En ce moment une voix qu'on n'avait pas encore entendue s'éleva du côté de la porte.
C'était La Pistole qui disait d'un ton modeste, mais ferme :
– Quoique mon intention ne soit pas d'occuper de moi la compagnie plus que de raison, je serais bien aise de savoir qui va me payer mon dû, et je demanderais, en outre, des nouvelles de ma femme.

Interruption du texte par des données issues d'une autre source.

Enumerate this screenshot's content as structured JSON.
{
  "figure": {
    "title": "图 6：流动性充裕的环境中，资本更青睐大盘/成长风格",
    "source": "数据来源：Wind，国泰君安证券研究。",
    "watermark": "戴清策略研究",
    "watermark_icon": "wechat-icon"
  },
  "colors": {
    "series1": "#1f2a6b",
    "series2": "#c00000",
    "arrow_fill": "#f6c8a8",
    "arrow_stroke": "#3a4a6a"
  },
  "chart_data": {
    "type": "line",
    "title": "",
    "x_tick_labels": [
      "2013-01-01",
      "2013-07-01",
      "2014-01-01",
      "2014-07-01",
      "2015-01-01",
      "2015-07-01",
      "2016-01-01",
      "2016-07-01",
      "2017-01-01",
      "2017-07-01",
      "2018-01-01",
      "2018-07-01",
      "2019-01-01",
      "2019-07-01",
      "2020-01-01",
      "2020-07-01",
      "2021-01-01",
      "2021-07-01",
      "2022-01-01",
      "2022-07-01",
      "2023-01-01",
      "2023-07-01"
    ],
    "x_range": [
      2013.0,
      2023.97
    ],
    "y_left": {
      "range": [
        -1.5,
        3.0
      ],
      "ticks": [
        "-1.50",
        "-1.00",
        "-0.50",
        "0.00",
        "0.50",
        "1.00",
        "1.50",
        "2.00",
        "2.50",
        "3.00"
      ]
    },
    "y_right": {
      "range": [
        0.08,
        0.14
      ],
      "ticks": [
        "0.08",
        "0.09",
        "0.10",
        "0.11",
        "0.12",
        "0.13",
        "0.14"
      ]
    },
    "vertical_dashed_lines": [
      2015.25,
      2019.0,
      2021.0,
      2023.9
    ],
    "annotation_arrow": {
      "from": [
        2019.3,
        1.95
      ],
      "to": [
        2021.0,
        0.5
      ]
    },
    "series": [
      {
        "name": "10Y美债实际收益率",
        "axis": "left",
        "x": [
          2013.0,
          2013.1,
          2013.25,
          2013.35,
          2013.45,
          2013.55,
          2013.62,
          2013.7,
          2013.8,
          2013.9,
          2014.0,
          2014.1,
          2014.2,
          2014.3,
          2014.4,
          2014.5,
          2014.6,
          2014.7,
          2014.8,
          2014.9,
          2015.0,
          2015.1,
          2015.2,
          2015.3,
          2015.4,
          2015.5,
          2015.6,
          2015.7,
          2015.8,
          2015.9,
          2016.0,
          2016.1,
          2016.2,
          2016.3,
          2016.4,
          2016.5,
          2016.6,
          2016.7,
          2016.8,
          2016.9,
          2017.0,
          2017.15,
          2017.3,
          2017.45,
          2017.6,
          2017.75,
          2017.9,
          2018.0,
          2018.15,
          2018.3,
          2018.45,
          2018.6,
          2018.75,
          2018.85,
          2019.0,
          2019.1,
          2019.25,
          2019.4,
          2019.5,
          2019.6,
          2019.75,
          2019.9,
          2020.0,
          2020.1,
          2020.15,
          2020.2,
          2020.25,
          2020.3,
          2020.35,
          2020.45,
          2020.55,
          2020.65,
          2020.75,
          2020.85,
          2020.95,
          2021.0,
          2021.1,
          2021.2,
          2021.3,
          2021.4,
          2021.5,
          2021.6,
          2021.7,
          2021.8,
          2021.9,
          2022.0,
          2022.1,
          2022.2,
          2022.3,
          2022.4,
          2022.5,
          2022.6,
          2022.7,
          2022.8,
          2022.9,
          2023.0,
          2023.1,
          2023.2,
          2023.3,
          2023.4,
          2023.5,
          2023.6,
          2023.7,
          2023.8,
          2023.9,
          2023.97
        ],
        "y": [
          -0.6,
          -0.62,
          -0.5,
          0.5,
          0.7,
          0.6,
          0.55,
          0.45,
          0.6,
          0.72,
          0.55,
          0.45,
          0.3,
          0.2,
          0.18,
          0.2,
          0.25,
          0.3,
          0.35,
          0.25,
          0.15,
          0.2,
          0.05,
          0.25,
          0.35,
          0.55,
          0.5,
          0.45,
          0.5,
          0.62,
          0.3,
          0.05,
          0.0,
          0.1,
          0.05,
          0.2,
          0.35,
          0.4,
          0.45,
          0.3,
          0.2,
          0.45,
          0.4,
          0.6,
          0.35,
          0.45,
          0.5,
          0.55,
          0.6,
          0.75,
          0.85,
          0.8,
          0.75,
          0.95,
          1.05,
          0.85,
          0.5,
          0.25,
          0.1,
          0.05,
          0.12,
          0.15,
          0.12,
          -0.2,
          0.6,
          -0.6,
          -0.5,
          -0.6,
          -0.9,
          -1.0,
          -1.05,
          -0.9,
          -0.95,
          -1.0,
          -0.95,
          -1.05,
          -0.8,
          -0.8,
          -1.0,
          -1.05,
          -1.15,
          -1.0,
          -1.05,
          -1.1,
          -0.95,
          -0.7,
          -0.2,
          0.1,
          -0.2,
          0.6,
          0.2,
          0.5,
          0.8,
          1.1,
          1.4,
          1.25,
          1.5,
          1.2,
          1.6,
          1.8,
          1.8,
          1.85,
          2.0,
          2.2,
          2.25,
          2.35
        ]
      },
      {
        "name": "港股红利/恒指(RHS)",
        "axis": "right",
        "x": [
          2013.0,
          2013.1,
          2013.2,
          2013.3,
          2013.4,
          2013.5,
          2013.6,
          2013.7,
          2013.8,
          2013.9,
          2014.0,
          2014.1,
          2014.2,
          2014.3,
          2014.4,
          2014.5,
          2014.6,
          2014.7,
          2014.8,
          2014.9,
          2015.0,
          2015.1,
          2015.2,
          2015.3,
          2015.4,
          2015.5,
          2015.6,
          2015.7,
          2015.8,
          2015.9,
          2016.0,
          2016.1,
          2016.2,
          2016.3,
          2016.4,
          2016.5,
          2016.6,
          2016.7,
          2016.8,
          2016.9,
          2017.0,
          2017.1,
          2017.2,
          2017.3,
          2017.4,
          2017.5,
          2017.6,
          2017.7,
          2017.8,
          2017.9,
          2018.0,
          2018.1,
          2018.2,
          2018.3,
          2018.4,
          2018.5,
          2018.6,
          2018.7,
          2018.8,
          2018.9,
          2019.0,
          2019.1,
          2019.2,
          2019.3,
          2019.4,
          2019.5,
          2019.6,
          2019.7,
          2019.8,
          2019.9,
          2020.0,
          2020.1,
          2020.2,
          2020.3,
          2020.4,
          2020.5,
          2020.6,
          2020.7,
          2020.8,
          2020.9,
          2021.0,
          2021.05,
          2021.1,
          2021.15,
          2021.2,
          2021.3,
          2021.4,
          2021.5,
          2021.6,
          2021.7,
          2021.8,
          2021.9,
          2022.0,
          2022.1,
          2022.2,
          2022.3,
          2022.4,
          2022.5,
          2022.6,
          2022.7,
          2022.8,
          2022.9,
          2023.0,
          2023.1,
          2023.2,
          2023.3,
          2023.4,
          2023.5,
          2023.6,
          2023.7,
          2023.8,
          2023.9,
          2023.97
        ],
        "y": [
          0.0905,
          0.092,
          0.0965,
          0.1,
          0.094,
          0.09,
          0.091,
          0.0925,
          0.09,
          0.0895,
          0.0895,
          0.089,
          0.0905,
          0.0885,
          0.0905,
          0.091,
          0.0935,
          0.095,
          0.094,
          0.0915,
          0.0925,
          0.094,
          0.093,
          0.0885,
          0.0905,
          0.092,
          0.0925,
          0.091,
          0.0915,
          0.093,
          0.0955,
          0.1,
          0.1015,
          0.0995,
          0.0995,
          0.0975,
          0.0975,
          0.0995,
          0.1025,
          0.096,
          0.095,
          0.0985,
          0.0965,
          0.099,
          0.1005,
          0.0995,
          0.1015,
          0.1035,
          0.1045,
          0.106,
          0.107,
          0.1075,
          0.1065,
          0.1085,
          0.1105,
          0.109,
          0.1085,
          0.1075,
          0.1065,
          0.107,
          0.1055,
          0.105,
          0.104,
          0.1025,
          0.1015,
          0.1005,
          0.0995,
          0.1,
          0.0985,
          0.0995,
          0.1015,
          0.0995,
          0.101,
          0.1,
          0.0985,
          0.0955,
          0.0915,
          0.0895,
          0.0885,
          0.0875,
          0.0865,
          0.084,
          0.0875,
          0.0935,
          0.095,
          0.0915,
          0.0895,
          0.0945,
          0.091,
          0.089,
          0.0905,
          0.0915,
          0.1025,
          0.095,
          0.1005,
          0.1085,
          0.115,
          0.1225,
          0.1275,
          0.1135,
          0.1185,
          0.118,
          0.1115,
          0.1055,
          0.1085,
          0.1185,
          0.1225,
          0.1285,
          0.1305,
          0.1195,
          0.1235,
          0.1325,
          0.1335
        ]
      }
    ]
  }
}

Fortune, qui était en train de conter, à la belle Thérèse l'histoire de la folie Basfroid de Montmaur et des deux cannes brisées, s'interrompit brusquement :
– Au fait, dit-il, ce pauvre garçon peut avoir ses ridicules, mais depuis que je le connais il a fait preuve d'un remarquable bon sens. Il y a mille pistoles pour lui, mille pistoles pour moi et mille pistoles de prime que nous sommes convenus de partager. En l'absence du sieur Guillaume Badin, première basse de viole à l'Opéra, et dont les voisins parlaient naguère en termes fort légers, je voudrais bien savoir qui va nous solder cette petite note de quinze cents louis.